While the AGV modified with a hydrophilic plate coating significantly reduced outflow resistance compared to both the control and heparin plate coating, it showed statistically similar fibrosis when compared to the control. It remains unclear why this discordance between outflow resistance and measured fibrotic encapsulation exists. It is possible the hydrophilic nature of the coating reduces resistance beyond the silicone body of the AGV without impairing the fibrotic response.
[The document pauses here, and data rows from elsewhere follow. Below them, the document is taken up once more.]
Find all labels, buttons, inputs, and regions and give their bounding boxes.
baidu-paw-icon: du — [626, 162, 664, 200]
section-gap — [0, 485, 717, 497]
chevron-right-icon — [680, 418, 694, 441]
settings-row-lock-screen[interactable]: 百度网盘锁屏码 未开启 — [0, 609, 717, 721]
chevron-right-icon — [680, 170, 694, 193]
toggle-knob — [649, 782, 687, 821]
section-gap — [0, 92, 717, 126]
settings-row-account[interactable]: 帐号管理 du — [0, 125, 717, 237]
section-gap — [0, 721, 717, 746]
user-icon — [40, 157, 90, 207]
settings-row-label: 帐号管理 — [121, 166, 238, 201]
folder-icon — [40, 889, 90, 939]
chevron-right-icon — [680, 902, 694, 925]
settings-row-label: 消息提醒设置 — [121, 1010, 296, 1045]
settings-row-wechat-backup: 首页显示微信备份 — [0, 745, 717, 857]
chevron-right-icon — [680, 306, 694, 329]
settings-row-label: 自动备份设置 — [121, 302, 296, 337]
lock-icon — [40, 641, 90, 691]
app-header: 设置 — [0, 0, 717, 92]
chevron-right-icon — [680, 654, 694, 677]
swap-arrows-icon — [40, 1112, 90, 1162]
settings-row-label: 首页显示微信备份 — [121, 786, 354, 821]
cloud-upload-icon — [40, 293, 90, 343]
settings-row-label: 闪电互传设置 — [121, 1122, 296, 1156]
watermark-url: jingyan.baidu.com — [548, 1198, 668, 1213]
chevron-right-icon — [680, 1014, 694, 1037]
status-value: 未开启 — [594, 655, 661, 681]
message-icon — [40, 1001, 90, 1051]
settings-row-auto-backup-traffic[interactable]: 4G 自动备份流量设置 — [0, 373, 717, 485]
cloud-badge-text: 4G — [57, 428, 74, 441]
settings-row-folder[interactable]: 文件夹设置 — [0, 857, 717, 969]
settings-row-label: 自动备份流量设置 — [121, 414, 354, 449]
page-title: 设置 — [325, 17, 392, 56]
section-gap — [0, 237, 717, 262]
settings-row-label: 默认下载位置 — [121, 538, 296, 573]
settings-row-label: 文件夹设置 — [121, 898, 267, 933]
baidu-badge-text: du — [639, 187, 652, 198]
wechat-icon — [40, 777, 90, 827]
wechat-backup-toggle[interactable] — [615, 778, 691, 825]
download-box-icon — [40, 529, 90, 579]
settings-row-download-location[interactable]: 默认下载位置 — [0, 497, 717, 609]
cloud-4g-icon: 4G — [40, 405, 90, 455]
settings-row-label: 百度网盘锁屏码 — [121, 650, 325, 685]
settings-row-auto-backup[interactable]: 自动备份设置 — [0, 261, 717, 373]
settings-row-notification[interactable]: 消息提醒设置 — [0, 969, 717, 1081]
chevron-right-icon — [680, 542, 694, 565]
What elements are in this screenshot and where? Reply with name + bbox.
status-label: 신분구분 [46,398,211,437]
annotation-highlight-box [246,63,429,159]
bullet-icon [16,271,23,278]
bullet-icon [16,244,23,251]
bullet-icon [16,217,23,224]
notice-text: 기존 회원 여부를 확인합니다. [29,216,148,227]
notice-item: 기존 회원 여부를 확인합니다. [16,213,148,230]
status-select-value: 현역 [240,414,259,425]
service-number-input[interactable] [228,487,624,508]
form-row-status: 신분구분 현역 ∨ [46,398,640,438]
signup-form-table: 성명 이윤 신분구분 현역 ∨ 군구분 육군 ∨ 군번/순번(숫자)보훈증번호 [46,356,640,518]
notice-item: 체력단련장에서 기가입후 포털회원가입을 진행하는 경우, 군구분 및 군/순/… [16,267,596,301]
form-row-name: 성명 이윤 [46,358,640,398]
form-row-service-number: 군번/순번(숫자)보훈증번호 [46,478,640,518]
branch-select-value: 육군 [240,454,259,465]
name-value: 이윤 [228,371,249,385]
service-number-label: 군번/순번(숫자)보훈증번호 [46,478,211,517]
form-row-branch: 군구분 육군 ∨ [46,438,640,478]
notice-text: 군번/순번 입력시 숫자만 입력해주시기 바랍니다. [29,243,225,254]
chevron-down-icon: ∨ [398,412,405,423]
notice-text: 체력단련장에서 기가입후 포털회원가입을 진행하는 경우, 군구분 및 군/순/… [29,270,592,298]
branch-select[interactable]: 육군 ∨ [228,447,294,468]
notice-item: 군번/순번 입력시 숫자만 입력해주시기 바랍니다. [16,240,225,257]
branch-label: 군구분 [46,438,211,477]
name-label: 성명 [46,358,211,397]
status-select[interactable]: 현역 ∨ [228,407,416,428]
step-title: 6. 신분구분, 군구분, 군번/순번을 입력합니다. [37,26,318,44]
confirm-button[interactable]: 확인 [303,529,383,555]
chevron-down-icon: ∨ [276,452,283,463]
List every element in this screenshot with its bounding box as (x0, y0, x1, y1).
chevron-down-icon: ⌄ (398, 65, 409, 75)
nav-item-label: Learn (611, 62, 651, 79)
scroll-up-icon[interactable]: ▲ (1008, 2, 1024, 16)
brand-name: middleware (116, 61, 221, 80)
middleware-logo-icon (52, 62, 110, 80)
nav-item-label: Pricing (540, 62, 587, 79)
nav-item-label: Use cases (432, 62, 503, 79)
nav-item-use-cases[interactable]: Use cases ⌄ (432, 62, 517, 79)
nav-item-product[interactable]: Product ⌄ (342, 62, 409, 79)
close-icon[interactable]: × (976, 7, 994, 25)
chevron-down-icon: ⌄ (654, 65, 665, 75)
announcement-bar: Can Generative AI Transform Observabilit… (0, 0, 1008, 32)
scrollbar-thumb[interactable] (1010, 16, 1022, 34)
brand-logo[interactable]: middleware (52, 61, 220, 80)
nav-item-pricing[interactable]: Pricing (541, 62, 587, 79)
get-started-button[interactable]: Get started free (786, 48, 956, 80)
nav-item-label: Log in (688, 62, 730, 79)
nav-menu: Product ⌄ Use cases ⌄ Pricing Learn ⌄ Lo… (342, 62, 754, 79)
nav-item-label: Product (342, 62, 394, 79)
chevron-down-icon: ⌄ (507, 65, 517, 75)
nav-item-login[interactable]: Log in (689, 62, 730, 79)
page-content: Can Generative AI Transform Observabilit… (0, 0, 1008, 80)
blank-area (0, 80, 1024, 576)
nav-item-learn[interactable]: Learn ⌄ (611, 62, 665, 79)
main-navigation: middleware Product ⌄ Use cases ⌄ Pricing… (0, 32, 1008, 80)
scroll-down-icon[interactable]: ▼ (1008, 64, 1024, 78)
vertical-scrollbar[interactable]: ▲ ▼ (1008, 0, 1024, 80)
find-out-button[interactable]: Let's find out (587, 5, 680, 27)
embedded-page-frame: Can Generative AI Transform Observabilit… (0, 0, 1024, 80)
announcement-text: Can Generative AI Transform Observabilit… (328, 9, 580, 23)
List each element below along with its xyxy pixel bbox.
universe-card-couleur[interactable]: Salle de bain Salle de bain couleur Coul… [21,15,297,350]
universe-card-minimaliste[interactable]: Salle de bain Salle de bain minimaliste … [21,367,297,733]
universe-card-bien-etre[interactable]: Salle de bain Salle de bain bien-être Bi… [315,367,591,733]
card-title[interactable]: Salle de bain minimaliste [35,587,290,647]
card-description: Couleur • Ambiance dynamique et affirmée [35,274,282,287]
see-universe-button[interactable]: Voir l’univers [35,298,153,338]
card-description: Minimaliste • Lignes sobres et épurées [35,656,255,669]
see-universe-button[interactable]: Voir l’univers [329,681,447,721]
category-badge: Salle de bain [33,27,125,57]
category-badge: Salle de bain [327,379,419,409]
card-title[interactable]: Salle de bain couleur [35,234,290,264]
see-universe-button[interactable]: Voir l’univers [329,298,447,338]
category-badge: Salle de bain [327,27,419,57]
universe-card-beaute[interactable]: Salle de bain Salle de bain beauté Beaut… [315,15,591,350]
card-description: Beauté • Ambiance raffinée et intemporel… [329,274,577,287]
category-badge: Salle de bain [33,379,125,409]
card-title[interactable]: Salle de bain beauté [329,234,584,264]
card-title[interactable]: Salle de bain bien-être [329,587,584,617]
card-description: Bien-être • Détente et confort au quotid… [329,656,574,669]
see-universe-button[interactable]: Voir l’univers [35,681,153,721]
Perfusion testing is limited by four subjects recording pressures close to zero throughout the entirely of the study. It is unclear as to why these subjects failed to reach a substantial steady-state pressure with potential mechanisms including failure of the valve to reduce flow or bleb leak. Future studies could consider increasing perfusion flow rates to further increase hydrostatic pressures and reduce the chance of having recorded pressures near zero. These four subjects were excluded from the perfusion data, further restricting the sample size of commercially available AGV (one eye), AGV with hydrophilic plate coating (two eyes), AGV with heparin plate coating (three eyes), and AGV with micro-patterned plate surface (two eyes) in perfusion testing.

This animal model provides insight regarding medical device coatings for wound modulation, but does have significant limitations. The sample size for each group was small and further reduced by the aforementioned low perfusion pressure readings that were excluded from analysis. Importantly, two out of three subjects from the control were excluded in perfusion analysis. This remains a significant limitation as all experimental groups were compared to a single control in perfusion testing. Although 6 weeks is in line with previous studies investigating fibrotic encapsulation in a rabbit model of glaucoma surgery, the long-term effects of the modified GDDs were not studied. Additionally, diminished postoperative fibrosis and reduced outflow resistance was used as a surrogate for improved drainage device success. It remains to be seen if these results would lead to substantial reduction of IOP and/or reduction in failure rates. It is also noted that results from an animal study may not be directly applicable to human patients. The New Zealand rabbit is, however, an established model for evaluation of glaucoma surgery [10, 17, 18, 26].

Conclusion

The results of this preliminary study suggest a role for a modified AGV, such as a device with a micro-patterned plate surface and heparin plate coating, as a technique to reduce postoperative fibrosis following GDD surgery. The micro-patterned plate surface and heparin plate coating showed significantly less fibrosis and less outflow resistance than the control. Although the AGV with a hydrophilic plate coating outperformed the control in reducing outflow resistance, it failed to have a significantly different degree of fibrosis compared to the control. Further studies are needed to better characterize the safety and results of this preliminary study.